在獨眼老人三人不可置信的眼神當中,天空忽然變得灰白起來,一片片紙灰開始飄落。
昏暗的世界只是瞬間就被替換。
“鬼畫!這怎么可能!”
獨眼老人猛然拉著兩個老友后退到了極遠的地方。
周圍的稻田開始變化,一棟棟歐式風格的小洋樓出現在稻田當中,稻田當中的稻谷開始枯敗,只是眨眼的功夫周圍就變了一番風格。
眼前一切在這一刻都仿佛變成了一幅油畫一樣,可這副油畫卻沒有那么多的詩情畫意,有的只是驚悚與恐怖。
“小子!你做了什么!”
身穿壽衣的老婆婆滿臉陰沉的看著余千,此刻的余千,全身都是透明,只要臉上依稀可以看出一點點五官。
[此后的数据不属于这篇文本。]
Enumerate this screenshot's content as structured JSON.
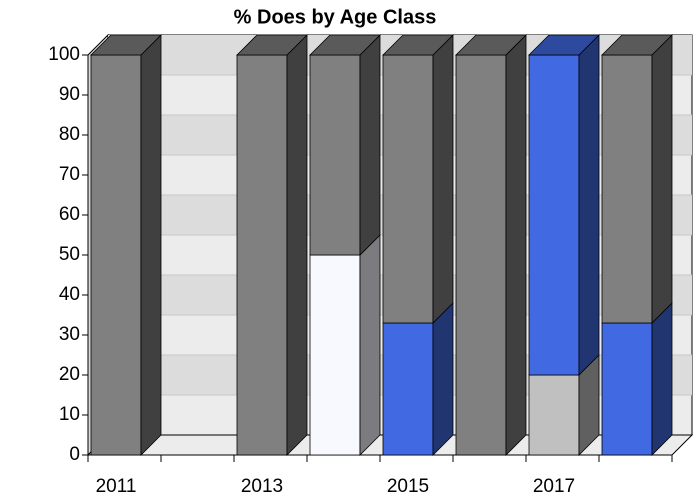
{
  "chart_data": {
    "type": "bar",
    "stacked": true,
    "title": "% Does by Age Class",
    "categories": [
      "2011",
      null,
      "2013",
      null,
      "2015",
      null,
      "2017",
      null
    ],
    "series": [
      {
        "color": "#c0c0c0",
        "values": [
          0,
          0,
          0,
          0,
          0,
          0,
          20,
          0
        ]
      },
      {
        "color": "#f8f8ff",
        "values": [
          0,
          0,
          0,
          50,
          0,
          0,
          0,
          0
        ]
      },
      {
        "color": "#4169e1",
        "values": [
          0,
          0,
          0,
          0,
          33,
          0,
          80,
          33
        ]
      },
      {
        "color": "#808080",
        "values": [
          100,
          0,
          100,
          50,
          67,
          100,
          0,
          67
        ]
      }
    ],
    "ylim": [
      0,
      100
    ],
    "yticks": [
      0,
      10,
      20,
      30,
      40,
      50,
      60,
      70,
      80,
      90,
      100
    ],
    "grid": true
  }
}
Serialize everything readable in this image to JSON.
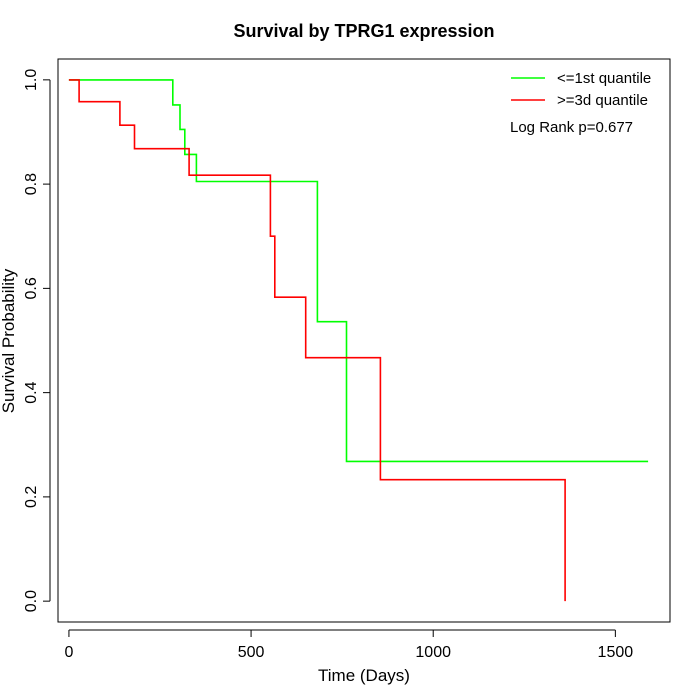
{
  "chart_data": {
    "type": "line",
    "title": "Survival by TPRG1 expression",
    "xlabel": "Time (Days)",
    "ylabel": "Survival Probability",
    "xlim": [
      -30,
      1650
    ],
    "ylim": [
      -0.04,
      1.04
    ],
    "x_ticks": [
      0,
      500,
      1000,
      1500
    ],
    "y_ticks": [
      0.0,
      0.2,
      0.4,
      0.6,
      0.8,
      1.0
    ],
    "x_tick_labels": [
      "0",
      "500",
      "1000",
      "1500"
    ],
    "y_tick_labels": [
      "0.0",
      "0.2",
      "0.4",
      "0.6",
      "0.8",
      "1.0"
    ],
    "grid": false,
    "legend_position": "top-right",
    "annotation": "Log Rank p=0.677",
    "series": [
      {
        "name": "<=1st quantile",
        "color": "#00ff00",
        "points": [
          [
            0,
            1.0
          ],
          [
            285,
            1.0
          ],
          [
            285,
            0.952
          ],
          [
            305,
            0.952
          ],
          [
            305,
            0.905
          ],
          [
            318,
            0.905
          ],
          [
            318,
            0.857
          ],
          [
            350,
            0.857
          ],
          [
            350,
            0.805
          ],
          [
            682,
            0.805
          ],
          [
            682,
            0.536
          ],
          [
            762,
            0.536
          ],
          [
            762,
            0.268
          ],
          [
            1590,
            0.268
          ]
        ]
      },
      {
        "name": ">=3d quantile",
        "color": "#ff0000",
        "points": [
          [
            0,
            1.0
          ],
          [
            28,
            1.0
          ],
          [
            28,
            0.958
          ],
          [
            140,
            0.958
          ],
          [
            140,
            0.913
          ],
          [
            180,
            0.913
          ],
          [
            180,
            0.868
          ],
          [
            330,
            0.868
          ],
          [
            330,
            0.817
          ],
          [
            553,
            0.817
          ],
          [
            553,
            0.7
          ],
          [
            565,
            0.7
          ],
          [
            565,
            0.583
          ],
          [
            650,
            0.583
          ],
          [
            650,
            0.467
          ],
          [
            855,
            0.467
          ],
          [
            855,
            0.233
          ],
          [
            1362,
            0.233
          ],
          [
            1362,
            0.0
          ]
        ]
      }
    ]
  }
}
大股大股的黑水不斷的從他身上流出,此刻的他即將厲鬼復蘇。(參考變種人中那個變成水的普通人)
“我做了什么?”
余千看著自己幾乎由水組成的手,里面的稻草在扭曲,且已經開始在他的皮膚表面流竄。
兩只鬼都要復蘇了。
三天,余千只留給了自己三天的時間,三天沒有到達亂葬崗,并找到合適的墳土,那他就會死。
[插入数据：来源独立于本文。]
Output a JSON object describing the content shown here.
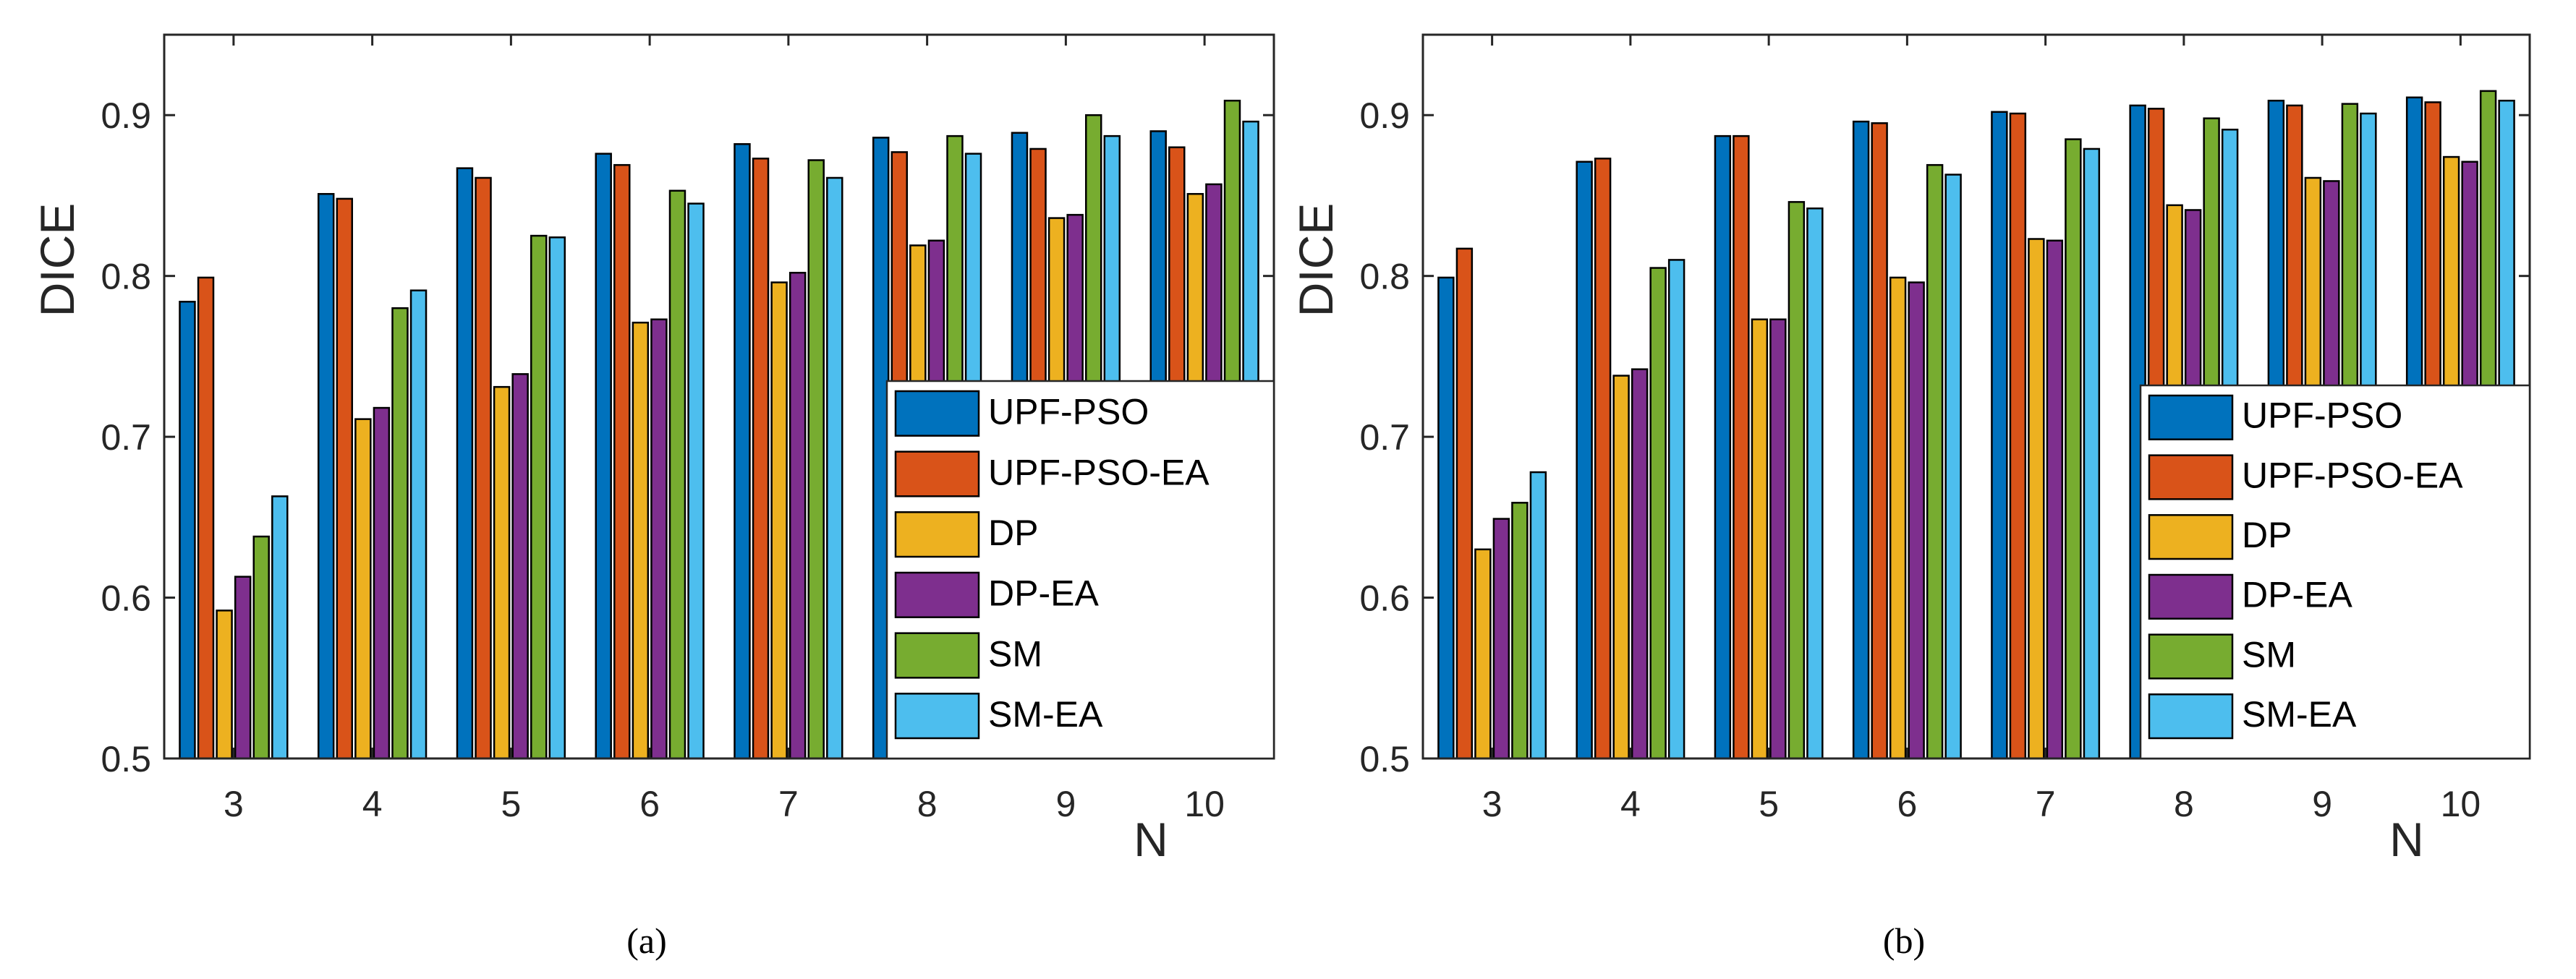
{
  "colors": [
    "#0072BD",
    "#D95319",
    "#EDB120",
    "#7E2F8E",
    "#77AC30",
    "#4DBEEE"
  ],
  "chart_data": [
    {
      "type": "bar",
      "caption": "(a)",
      "xlabel": "N",
      "ylabel": "DICE",
      "ylim": [
        0.5,
        0.95
      ],
      "yticks": [
        "0.5",
        "0.6",
        "0.7",
        "0.8",
        "0.9"
      ],
      "categories": [
        "3",
        "4",
        "5",
        "6",
        "7",
        "8",
        "9",
        "10"
      ],
      "legend_position": "bottom-right",
      "series": [
        {
          "name": "UPF-PSO",
          "values": [
            0.784,
            0.851,
            0.867,
            0.876,
            0.882,
            0.886,
            0.889,
            0.89
          ]
        },
        {
          "name": "UPF-PSO-EA",
          "values": [
            0.799,
            0.848,
            0.861,
            0.869,
            0.873,
            0.877,
            0.879,
            0.88
          ]
        },
        {
          "name": "DP",
          "values": [
            0.592,
            0.711,
            0.731,
            0.771,
            0.796,
            0.819,
            0.836,
            0.851
          ]
        },
        {
          "name": "DP-EA",
          "values": [
            0.613,
            0.718,
            0.739,
            0.773,
            0.802,
            0.822,
            0.838,
            0.857
          ]
        },
        {
          "name": "SM",
          "values": [
            0.638,
            0.78,
            0.825,
            0.853,
            0.872,
            0.887,
            0.9,
            0.909
          ]
        },
        {
          "name": "SM-EA",
          "values": [
            0.663,
            0.791,
            0.824,
            0.845,
            0.861,
            0.876,
            0.887,
            0.896
          ]
        }
      ]
    },
    {
      "type": "bar",
      "caption": "(b)",
      "xlabel": "N",
      "ylabel": "DICE",
      "ylim": [
        0.5,
        0.95
      ],
      "yticks": [
        "0.5",
        "0.6",
        "0.7",
        "0.8",
        "0.9"
      ],
      "categories": [
        "3",
        "4",
        "5",
        "6",
        "7",
        "8",
        "9",
        "10"
      ],
      "legend_position": "bottom-right",
      "series": [
        {
          "name": "UPF-PSO",
          "values": [
            0.799,
            0.871,
            0.887,
            0.896,
            0.902,
            0.906,
            0.909,
            0.911
          ]
        },
        {
          "name": "UPF-PSO-EA",
          "values": [
            0.817,
            0.873,
            0.887,
            0.895,
            0.901,
            0.904,
            0.906,
            0.908
          ]
        },
        {
          "name": "DP",
          "values": [
            0.63,
            0.738,
            0.773,
            0.799,
            0.823,
            0.844,
            0.861,
            0.874
          ]
        },
        {
          "name": "DP-EA",
          "values": [
            0.649,
            0.742,
            0.773,
            0.796,
            0.822,
            0.841,
            0.859,
            0.871
          ]
        },
        {
          "name": "SM",
          "values": [
            0.659,
            0.805,
            0.846,
            0.869,
            0.885,
            0.898,
            0.907,
            0.915
          ]
        },
        {
          "name": "SM-EA",
          "values": [
            0.678,
            0.81,
            0.842,
            0.863,
            0.879,
            0.891,
            0.901,
            0.909
          ]
        }
      ]
    }
  ]
}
且死的地方將會形成第二個鬼湖,而且這個鬼湖跟真正的鬼湖是互通的。
余千掃了眼周圍的環境,灰白看不到盡頭的天空飄落著紙灰,周圍是稻田和稻草人和一棟棟小洋樓。
鬼畫的到來要比預期要來的早很多,不過卻剛剛好。
要是再晚個一分鐘,那余千就得亮出底牌了。
“鬼畫免費游,不用謝我,這是后輩孝敬前輩的一點心意,希望你們玩的開心。”
沒有理會從耳鼻口涌出的黑水,余千勉強露出一個笑容說道。
看著極遠處的獨眼老人和老婆婆那難看的神情,余千心滿意足的笑了。
然后就在下一刻,一股靈異迸發,余千整個人炸裂成了一團黑水,緊接著屬于余千的靈異在快速的消失。
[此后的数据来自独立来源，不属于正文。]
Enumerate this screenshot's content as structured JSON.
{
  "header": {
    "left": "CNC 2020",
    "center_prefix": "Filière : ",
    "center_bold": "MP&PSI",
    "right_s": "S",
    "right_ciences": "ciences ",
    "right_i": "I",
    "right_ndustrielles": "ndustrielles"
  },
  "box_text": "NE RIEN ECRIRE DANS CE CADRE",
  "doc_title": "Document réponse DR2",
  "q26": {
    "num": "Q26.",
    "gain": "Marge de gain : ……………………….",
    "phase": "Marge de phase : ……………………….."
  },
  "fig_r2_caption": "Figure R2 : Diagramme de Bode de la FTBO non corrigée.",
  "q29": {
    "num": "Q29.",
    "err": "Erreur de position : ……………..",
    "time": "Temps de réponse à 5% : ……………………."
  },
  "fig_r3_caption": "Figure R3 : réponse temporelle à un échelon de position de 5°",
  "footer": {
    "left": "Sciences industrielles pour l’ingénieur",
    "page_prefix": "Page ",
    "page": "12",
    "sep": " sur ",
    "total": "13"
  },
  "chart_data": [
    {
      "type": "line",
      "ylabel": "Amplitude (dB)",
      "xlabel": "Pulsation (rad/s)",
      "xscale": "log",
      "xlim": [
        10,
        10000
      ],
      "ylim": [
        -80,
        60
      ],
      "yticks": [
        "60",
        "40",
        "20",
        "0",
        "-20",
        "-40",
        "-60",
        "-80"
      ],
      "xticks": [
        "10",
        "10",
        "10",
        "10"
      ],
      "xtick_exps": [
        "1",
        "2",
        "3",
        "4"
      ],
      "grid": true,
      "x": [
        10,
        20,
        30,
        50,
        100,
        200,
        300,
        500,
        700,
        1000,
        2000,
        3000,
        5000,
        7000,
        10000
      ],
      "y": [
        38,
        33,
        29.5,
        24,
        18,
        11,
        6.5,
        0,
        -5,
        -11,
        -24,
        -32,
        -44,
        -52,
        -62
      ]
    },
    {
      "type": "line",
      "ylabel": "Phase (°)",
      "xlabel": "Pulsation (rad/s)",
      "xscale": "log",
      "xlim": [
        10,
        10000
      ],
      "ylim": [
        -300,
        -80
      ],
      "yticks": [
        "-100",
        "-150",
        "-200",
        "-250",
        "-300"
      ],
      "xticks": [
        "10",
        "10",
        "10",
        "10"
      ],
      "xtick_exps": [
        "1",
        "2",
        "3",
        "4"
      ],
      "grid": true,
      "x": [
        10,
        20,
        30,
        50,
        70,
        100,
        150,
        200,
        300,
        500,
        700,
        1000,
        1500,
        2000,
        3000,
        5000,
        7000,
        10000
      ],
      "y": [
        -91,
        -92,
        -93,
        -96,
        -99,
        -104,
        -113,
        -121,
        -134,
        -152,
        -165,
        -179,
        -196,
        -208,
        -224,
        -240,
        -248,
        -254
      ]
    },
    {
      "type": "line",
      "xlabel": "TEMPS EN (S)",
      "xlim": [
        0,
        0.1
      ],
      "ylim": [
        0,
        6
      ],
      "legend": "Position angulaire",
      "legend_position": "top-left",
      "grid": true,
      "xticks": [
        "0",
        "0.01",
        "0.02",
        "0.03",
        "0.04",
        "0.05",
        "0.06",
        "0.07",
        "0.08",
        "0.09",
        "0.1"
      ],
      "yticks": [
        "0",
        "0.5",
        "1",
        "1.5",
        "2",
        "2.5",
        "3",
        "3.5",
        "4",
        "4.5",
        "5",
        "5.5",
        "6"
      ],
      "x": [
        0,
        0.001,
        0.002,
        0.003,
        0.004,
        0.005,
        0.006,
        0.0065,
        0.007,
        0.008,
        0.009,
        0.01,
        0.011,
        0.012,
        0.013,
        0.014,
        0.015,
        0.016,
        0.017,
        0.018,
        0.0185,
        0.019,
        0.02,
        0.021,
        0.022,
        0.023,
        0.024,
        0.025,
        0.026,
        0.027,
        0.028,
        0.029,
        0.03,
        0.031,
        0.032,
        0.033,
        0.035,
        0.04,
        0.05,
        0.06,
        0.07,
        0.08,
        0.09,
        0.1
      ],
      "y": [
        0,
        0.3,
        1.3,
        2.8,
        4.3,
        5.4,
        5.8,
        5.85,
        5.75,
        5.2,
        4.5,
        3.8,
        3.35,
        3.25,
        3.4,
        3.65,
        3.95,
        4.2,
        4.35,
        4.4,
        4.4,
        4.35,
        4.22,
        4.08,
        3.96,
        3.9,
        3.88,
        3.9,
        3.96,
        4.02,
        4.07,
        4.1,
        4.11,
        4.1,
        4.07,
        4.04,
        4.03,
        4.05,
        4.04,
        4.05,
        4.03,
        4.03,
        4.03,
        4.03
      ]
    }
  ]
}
地面上的黑水快速的消失在地面上,只是不到一秒的時間,這一切就結束了。
“小子找死!”
身穿壽衣的老人怒不可遏,這小子把她的衣服帶走了,一件由厲鬼縫制而成的衣服。
看著不知道是離開還是死了的余千,獨眼老人深深的吸了一口氣,他看了看周圍的環境,毫無疑問的他們已經身處于鬼畫當中了。
“鬼畫為什么會出現在這里?你的招魂為什么被抵消了?并且連帶著我的靈異也被抵消了,而且在那一刻,我明顯感覺到有什么東西在拉扯我的記憶,還有鬼衣為什么對他沒有用?”
一大段文字忽然浮現在空中,無臉人盯著獨眼老人,等待著他的回復。
看著老友的提問,獨眼老人沉默了一會開口說道:
“鬼畫應該是路過,但為什么那小子會知道鬼畫會路過這里,我不知道,我的招魂為什么被抵消,并且連帶著你的靈異一起抵消,這是因為鬼湖有一個能力,可以入侵記憶,這也是為什么你會感覺記憶在被拉扯的原因,不僅僅是你,剛才我也有這種感覺。”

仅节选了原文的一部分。